As the city continues to seek solutions, Cole said Rainier must work cooperatively with a number of state and federal agencies and private land owners.
“It is a one-step-at-a-time process,” he said. “Unfortunately, the process doesn’t go as fast as you would like it.”
Fox Creek runs adjacent to Highway 30 in Rainier and over the years has contributed to the city’s flooding issue.
“The creek was filled in the ‘50s by a private land owner who thought it would be a good idea,” Cole said. “Now we are dealing with it.”
Cole said long-term plans include redirecting the creek into an above-ground waterway, a process known as “daylighting.” Work to ease the flooding at the creek began in earnest in the fall of 2016 after a sinkhole appeared at the Fox Creek site.
The repair included removing and existing failing culvert from C Street to where the sinkhole was, just off Third Street and Highway 30 with approximately 15 to 20 feet of material below ground removed and a new culvert put into its place.
That project, phase one of the repair, cost of $275,000.
“We left it buried but we made it a little better than it was,” Cole said.
The hope is to work through the state’s regional strategies team and federal partners, Cole said, to re-direct the creek back to its original state, which should permanently alleviate flooding in the area.
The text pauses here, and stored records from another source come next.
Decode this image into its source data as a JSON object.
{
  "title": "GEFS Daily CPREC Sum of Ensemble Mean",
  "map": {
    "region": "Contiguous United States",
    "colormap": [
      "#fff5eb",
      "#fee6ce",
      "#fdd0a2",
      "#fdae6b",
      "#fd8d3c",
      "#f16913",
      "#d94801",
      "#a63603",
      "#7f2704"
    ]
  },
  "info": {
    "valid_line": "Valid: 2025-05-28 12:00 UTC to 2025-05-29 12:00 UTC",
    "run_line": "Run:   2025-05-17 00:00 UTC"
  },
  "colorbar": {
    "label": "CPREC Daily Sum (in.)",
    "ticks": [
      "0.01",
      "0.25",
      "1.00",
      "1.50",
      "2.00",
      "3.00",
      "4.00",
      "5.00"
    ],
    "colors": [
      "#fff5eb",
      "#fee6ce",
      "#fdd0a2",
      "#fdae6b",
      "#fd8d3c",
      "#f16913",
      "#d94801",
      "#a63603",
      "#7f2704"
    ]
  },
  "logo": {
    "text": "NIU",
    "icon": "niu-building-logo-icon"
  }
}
“The regional team has resources and planning that we might not have access to,” he said.
In the meantime, the City is monitoring the water levels at the creek 24 hours a day to help in early notification of potential floods.
“It cost the city $3,000 to install the monitoring equipment and $25 a month to monitor through a private firm,” he said.
Another meeting to continue the long-term planning for Fox Creek will be held in September.